Data from the Institut de la statistique du Québec (ISQ) in May shows that nearly all Quebec regions experienced population growth between July 2022 and July 2023, particularly in Montreal and Quebec City. 

Montreal experienced the strongest growth of all regions, with its population increasing by 89,600 — a 4.3 per cent rise compared to the province’s overall 2.3 per cent.

Temporary immigration was the main driver of the province’s population growth, according to the ISQ.

Record gains were due to an unprecedented increase in non-permanent residents, such as temporary foreign workers, asylum seekers and international students. And while there was also an increase in permanent residents, it was on a much smaller scale.

Trudeau told reporters that he was waiting for the premier’s plan before setting targets. He said Quebec controls more than half of the temporary immigrants in the province. 

“Mr. Legault is talking about targets that he has without a plan to reduce the numbers that are directly controlled by Quebec,” he said. “We need to do things that are responsible in a responsible way. That means understanding where the levers are and what each party is willing to do.” 

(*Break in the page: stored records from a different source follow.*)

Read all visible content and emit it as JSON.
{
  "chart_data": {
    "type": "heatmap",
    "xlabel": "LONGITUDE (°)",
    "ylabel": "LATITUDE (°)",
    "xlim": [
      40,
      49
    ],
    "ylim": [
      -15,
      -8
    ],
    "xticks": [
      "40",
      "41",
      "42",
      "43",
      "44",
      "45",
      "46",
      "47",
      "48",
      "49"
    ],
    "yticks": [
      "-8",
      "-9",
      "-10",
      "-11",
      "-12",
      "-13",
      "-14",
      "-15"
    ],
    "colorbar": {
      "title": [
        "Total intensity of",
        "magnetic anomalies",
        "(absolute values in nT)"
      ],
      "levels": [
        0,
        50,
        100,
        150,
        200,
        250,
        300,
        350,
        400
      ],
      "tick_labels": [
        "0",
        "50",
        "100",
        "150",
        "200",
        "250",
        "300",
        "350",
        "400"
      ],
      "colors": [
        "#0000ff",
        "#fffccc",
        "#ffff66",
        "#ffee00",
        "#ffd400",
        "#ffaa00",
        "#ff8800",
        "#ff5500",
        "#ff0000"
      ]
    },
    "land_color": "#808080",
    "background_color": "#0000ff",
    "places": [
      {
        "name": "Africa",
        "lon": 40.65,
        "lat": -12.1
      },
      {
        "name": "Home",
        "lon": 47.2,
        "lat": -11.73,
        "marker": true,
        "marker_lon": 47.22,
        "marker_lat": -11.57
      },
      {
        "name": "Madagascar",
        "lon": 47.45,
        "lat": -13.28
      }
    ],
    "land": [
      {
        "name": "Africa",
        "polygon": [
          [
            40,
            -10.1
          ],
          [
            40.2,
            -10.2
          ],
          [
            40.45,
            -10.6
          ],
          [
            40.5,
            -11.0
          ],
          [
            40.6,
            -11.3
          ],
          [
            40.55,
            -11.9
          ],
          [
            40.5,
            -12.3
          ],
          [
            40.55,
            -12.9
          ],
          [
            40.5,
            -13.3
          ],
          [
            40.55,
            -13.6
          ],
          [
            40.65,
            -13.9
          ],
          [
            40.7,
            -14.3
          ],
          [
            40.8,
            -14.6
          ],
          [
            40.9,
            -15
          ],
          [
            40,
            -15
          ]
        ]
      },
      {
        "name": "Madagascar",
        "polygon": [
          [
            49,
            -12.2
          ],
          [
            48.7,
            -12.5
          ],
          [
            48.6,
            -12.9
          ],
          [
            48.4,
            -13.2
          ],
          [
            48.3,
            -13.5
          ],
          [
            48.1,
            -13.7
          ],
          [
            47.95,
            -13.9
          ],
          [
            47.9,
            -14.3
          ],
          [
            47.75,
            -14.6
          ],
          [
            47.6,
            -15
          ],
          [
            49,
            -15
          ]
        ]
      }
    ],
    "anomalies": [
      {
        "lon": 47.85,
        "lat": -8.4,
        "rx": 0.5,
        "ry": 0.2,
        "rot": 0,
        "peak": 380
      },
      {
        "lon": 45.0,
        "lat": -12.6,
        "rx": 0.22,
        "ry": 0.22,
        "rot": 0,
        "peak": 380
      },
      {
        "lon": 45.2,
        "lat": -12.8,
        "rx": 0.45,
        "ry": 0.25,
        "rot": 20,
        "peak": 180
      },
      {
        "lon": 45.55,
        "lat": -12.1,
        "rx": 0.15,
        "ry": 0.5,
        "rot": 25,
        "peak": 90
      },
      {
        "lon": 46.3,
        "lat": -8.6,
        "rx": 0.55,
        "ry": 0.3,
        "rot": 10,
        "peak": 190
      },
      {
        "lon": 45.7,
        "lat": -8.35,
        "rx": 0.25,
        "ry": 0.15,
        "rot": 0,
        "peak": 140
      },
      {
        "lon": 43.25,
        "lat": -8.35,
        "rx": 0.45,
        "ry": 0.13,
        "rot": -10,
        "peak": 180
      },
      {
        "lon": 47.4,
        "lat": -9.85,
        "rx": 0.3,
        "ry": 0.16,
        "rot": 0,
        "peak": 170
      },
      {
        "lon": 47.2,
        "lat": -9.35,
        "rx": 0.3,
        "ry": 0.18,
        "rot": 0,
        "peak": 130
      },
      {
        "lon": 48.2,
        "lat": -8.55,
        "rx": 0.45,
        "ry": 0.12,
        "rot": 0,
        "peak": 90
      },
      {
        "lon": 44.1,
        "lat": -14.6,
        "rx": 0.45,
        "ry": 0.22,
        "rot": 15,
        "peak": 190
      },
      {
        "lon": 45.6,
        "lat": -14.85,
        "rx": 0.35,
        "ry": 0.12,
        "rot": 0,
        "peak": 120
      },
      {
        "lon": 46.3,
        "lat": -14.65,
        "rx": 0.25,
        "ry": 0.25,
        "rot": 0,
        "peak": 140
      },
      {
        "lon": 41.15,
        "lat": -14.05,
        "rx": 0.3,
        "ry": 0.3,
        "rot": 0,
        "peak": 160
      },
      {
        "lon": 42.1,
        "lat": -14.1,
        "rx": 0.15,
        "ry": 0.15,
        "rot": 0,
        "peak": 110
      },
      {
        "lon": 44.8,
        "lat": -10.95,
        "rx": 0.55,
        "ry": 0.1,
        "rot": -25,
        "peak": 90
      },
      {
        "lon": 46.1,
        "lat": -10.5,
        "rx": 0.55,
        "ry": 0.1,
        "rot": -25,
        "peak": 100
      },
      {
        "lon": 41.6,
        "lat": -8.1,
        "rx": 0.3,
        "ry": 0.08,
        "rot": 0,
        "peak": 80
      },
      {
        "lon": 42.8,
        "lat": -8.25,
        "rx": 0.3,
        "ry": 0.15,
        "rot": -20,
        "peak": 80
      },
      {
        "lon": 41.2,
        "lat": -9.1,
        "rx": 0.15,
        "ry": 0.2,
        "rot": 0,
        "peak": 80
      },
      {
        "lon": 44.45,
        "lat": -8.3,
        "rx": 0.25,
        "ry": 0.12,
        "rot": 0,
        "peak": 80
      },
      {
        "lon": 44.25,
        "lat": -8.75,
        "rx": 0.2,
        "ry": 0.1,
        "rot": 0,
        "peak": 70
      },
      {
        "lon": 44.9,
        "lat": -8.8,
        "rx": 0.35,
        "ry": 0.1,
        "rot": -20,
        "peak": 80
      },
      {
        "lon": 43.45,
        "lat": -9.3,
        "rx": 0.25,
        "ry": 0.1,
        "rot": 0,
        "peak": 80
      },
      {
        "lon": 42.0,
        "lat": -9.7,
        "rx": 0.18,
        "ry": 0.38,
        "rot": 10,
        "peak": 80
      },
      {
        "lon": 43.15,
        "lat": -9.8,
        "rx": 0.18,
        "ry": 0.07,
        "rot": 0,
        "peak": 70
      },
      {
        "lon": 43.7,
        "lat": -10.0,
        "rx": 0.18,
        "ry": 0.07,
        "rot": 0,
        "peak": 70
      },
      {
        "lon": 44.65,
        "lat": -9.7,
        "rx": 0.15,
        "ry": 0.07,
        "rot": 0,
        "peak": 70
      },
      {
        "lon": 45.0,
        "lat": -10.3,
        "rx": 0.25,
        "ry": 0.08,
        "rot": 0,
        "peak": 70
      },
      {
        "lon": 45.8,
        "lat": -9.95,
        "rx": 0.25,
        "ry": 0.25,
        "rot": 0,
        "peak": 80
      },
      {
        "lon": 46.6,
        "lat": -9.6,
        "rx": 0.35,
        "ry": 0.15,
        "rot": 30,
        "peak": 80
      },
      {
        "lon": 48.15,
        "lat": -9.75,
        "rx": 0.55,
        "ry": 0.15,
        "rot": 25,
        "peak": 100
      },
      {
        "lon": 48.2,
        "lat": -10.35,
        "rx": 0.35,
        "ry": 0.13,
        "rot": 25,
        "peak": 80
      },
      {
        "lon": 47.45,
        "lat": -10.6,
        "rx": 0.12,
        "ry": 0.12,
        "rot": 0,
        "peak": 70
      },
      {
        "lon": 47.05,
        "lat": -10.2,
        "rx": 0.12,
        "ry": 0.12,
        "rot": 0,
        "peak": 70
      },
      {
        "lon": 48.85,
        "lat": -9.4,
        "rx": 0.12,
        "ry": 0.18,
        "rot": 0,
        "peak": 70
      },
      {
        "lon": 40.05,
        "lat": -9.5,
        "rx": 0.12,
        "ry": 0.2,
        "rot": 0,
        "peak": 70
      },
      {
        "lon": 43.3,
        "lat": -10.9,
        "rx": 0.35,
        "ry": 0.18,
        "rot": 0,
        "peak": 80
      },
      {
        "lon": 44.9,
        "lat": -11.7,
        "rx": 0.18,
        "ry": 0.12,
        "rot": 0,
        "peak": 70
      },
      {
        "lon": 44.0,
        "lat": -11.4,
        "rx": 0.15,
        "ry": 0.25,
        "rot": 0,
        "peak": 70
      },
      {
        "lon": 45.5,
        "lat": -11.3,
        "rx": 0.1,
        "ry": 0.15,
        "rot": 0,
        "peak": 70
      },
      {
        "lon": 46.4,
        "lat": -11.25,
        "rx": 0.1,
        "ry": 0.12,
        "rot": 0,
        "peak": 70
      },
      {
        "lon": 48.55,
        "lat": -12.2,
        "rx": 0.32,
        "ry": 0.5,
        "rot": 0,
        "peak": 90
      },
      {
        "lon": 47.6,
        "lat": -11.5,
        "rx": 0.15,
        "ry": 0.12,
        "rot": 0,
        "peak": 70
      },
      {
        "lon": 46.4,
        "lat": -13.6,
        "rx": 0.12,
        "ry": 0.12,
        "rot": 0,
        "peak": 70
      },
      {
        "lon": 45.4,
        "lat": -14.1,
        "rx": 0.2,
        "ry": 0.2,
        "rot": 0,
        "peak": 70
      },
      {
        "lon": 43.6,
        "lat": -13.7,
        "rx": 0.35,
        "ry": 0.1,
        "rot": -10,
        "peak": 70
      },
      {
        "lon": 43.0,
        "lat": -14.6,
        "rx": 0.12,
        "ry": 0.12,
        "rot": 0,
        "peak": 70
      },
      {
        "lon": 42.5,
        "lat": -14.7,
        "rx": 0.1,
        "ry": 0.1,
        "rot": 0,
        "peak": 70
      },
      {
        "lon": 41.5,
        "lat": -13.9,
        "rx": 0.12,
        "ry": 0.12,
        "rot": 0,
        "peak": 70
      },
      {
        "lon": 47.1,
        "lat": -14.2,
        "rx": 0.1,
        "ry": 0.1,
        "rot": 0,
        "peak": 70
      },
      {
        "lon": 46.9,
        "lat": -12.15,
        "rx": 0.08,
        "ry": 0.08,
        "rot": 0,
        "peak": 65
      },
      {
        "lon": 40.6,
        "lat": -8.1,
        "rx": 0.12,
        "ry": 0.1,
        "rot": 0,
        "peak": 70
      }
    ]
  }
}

In light of the premier saying the number of temporary immigrants was the reason behind Quebec’s housing shortage, Trudeau argued that housing, education, health and social services issues across the country cannot simply be blamed on immigrants.

“Quebecers and Canadians know very well that it is not always the best thing to do to target and say that everything is the fault of immigrants,” he said. “This is something that some people bank on in their argument, but it is always more complex than that.”

Constitutional powers committee not threatening: PM

At the end of the parliamentary session on June 7, the premier entrusted a committee of experts, including lawyers and public finance specialists, with finding strategies to maximize Quebec’s autonomy while adhering to Canada’s Constitution. 

On Monday, Trudeau said the creation of the committee wasn’t concerning. 

“There’s nothing inherently threatening about a province deciding to look at ways of improving our democracy,” he said. “I know Mr. Legault is under a fair bit of pressure from the [Parti Québécois] PQ right now, and he’ll make the decisions he’s focused on.”